Many family carers have been looking after their loved one through many stages of the condition they are now dying from, and have more experience in treating and supporting the patient than most healthcare professionals will have.  They have earned the right for their decision making to be respected.  Ad-hoc caring networks often form over time and should ideally be preserved and enhanced by professional healthcare rather than replaced or supplanted, both from a cost, and from a quality and continuity of care perspective.

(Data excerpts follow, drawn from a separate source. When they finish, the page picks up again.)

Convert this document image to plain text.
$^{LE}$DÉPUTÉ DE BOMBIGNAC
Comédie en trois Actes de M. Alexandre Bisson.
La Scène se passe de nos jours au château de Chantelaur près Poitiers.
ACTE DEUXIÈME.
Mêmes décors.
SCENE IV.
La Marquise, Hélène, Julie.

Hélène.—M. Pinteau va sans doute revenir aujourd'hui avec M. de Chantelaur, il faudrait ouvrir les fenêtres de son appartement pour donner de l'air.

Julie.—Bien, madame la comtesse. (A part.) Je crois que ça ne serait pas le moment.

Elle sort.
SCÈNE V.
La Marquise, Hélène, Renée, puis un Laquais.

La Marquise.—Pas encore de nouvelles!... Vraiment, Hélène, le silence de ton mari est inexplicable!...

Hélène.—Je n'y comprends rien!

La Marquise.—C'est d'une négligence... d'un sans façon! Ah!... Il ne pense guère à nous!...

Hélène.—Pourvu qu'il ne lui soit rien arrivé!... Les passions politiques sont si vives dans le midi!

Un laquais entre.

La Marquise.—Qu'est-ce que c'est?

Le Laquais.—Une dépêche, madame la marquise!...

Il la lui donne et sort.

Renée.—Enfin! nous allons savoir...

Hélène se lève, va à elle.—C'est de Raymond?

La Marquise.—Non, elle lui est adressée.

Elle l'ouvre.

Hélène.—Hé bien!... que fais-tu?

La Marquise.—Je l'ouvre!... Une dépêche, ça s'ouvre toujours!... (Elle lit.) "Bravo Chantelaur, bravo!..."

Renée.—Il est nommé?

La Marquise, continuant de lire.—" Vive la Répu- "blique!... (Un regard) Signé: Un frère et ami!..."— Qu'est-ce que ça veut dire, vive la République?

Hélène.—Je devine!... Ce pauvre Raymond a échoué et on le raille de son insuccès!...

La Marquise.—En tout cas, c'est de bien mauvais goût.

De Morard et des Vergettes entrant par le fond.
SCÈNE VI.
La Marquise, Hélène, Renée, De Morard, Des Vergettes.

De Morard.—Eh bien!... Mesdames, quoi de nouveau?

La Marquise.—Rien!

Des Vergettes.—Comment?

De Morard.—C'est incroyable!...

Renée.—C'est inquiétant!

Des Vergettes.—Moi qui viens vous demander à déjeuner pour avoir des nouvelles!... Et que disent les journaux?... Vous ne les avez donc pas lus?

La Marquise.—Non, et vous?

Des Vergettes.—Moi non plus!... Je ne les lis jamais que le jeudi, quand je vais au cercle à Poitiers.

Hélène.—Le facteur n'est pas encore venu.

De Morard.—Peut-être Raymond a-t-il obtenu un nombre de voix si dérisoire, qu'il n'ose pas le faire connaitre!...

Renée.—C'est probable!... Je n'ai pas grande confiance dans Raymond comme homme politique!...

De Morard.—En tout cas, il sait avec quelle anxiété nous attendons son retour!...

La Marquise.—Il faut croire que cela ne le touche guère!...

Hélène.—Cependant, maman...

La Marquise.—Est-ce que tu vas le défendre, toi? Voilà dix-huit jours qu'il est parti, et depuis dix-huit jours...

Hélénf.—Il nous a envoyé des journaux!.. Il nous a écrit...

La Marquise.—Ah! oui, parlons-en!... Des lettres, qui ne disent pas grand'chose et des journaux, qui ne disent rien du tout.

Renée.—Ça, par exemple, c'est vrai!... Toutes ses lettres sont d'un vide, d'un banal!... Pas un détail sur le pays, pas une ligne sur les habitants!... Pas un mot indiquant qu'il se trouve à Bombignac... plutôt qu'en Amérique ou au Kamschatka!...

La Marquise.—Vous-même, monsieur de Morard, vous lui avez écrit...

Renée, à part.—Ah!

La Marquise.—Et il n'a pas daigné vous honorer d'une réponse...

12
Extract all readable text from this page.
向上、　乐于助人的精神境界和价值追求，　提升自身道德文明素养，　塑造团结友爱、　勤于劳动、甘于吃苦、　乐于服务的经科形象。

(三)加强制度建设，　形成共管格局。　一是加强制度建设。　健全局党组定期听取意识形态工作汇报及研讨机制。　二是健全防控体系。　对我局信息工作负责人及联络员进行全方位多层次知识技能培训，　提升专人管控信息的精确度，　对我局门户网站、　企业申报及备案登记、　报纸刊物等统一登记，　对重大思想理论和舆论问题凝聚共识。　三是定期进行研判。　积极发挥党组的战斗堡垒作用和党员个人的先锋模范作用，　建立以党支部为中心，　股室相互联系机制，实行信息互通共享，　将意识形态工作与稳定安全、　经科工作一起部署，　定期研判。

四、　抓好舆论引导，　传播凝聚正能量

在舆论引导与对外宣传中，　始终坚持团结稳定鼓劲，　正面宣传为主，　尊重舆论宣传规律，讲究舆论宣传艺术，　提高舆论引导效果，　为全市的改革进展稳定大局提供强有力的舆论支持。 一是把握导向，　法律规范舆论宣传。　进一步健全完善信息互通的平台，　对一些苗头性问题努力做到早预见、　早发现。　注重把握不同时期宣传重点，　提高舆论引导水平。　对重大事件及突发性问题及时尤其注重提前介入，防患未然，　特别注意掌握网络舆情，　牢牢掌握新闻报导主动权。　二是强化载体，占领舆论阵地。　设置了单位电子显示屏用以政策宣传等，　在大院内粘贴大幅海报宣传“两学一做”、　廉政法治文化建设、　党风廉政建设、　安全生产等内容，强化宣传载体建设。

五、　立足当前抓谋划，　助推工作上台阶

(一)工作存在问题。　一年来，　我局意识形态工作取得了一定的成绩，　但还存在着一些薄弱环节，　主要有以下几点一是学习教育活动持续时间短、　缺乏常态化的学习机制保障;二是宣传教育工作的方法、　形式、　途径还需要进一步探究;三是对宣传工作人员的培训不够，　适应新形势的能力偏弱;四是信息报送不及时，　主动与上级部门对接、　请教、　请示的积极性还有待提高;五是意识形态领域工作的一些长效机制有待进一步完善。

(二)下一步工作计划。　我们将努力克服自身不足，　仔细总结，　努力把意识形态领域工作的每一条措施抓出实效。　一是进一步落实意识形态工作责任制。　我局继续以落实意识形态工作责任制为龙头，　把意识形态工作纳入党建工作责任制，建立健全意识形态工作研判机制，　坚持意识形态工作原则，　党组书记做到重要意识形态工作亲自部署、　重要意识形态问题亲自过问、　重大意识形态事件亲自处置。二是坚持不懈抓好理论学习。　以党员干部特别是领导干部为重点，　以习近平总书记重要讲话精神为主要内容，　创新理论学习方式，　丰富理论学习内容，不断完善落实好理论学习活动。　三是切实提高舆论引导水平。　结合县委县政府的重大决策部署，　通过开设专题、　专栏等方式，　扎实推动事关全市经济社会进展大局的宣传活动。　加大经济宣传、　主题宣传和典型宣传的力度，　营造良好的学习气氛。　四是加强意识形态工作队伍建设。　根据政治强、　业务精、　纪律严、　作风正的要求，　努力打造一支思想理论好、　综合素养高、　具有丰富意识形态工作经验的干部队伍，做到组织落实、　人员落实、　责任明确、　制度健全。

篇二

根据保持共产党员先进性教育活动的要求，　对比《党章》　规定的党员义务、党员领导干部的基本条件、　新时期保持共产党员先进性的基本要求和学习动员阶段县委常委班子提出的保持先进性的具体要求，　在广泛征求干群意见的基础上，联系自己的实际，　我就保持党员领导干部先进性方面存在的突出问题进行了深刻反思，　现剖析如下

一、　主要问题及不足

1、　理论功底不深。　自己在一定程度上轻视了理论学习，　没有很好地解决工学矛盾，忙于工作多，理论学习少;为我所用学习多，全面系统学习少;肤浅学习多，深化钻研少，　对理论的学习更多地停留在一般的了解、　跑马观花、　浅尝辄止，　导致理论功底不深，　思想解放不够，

I believe that more research needs to be undertaken on network centred care (rather than person or profession centred care).  It is likely that this will increase or change the risks inherent in providing care and this must be understood.  Patient, carer and professional perspectives need to be taken into account and outcomes tested.  Whilst the implications on current practice are significant in terms of the amount of change needed, this is potentially the only way current healthcare structures will be able to manage the rising demand for palliative care in the UK.

Hospice staff working in the in-patient units often say that family members report relief that they are no longer required to be a carer and that they can concentrate on being a family member again in the last days and hours of their loved ones life.  It is inevitable that when carrying out two roles at the same time, one can take over to the detriment of the other, and the need to provide care is often more acute than the need to share memories and resolve relationship issues.

Ewing and Grande (2018) found critical gaps in carer assessment in practice, leading to uneven support for end of life carers.  Reviewing carer feedback, they discovered discrepancies between research and evidence findings, policy aims and reality.  They argue that because records systems are patient focused, there is a lack of data on ongoing carer needs, that carer assessment and support is dependent on local workforce capacity and that (although rare in practice), carer champions and role-modelling can have a significant impact on the quality of carer support.

If you have not had a chance yet to review the report, please do take a look.  With ten clear, practical recommendations there is much we can do locally to improve the care and support of carers.  Given their role in the clinical workforce and our duty to them under holistic, hospice care – can we afford not to?